Maybe you say, “but what about Paul? He told the Corinthians to imitate him as he imitates Christ.” (1 Cor 11:1) Yes, but the Corinthians knew him. In fact, Paul planted the church at Corinth. He wasn’t a Christian celebrity to them; he was the founder of their church.

I’m going to guess that you probably don’t know Sadie Robertson, John Piper, or Kirk Cameron. You don’t see their life and know how they live out their faith day-to-day. I’m sure they do it faithfully, but you only see the face that is broadcast. You don’t see their failures and how they treat their family and friends. You can’t really imitate them then, can you. You can only take a sermon about being satisfied in Jesus so far in daily application. I’m sure John Piper lives that out in his life, but you don’t know what that looks like.

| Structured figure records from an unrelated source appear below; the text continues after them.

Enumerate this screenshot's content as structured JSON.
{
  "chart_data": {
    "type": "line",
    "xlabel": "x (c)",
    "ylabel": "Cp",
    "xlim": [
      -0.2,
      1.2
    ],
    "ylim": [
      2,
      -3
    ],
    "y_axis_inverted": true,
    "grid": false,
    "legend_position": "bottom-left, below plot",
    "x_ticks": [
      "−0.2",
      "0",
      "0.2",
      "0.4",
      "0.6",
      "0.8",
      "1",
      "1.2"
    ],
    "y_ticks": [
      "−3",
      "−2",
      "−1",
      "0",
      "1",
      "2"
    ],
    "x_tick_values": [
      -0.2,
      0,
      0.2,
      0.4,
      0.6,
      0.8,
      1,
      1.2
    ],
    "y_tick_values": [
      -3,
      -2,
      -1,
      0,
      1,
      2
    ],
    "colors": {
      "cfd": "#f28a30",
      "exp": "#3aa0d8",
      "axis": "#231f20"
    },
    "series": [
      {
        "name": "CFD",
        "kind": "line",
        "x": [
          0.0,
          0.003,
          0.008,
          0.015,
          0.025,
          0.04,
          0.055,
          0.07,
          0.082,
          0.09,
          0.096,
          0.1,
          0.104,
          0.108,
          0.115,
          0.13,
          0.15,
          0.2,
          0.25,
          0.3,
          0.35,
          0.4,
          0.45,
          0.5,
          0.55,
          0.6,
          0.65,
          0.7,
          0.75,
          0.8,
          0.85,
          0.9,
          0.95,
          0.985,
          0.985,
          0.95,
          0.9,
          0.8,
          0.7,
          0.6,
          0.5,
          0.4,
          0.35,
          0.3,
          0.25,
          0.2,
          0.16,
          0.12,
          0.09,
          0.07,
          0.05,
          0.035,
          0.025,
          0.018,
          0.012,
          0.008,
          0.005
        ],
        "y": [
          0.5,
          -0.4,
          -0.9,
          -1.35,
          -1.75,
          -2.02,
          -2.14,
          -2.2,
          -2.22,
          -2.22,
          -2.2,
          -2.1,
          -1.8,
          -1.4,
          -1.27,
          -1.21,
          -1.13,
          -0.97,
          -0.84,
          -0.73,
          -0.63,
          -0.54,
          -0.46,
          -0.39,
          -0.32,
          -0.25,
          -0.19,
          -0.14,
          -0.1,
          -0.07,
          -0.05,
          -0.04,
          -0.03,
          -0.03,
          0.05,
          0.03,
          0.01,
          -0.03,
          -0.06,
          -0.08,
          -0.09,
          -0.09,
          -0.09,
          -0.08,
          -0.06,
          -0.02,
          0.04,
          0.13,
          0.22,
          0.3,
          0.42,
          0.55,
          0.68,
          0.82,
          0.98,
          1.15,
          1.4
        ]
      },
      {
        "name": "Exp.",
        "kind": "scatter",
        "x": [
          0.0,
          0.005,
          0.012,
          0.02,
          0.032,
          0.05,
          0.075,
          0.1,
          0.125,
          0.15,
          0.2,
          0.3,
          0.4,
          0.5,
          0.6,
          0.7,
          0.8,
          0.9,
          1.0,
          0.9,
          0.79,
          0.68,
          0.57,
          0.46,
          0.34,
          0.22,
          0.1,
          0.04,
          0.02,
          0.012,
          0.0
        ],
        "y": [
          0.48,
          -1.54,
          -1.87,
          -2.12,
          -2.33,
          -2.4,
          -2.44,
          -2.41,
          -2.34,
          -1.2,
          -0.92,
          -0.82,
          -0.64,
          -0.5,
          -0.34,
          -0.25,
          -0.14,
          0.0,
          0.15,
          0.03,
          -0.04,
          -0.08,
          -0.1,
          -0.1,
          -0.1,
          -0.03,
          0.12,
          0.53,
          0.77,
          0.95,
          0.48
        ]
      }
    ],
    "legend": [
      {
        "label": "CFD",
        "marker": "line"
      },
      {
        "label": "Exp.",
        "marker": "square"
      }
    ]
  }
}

In truth, there is only one person that you should model your life after: Jesus. We have to model our lives after him. He is the one who never fails. We can clearly see how he lived his life from the Gospels and the rest of Scripture. So we have to be in the Word and see who he is and seek to follow him. No one else is enough.

Paul would say the same thing today that he said to the Corinthian church.

“Some say, ‘I follow Piper’ and others ‘I follow Robertson’ and others ‘I follow Platt’ and others ‘I follow Christ.’ Is Christ divided? Was Piper crucified for you? Or were you baptized in the name of Robertson?”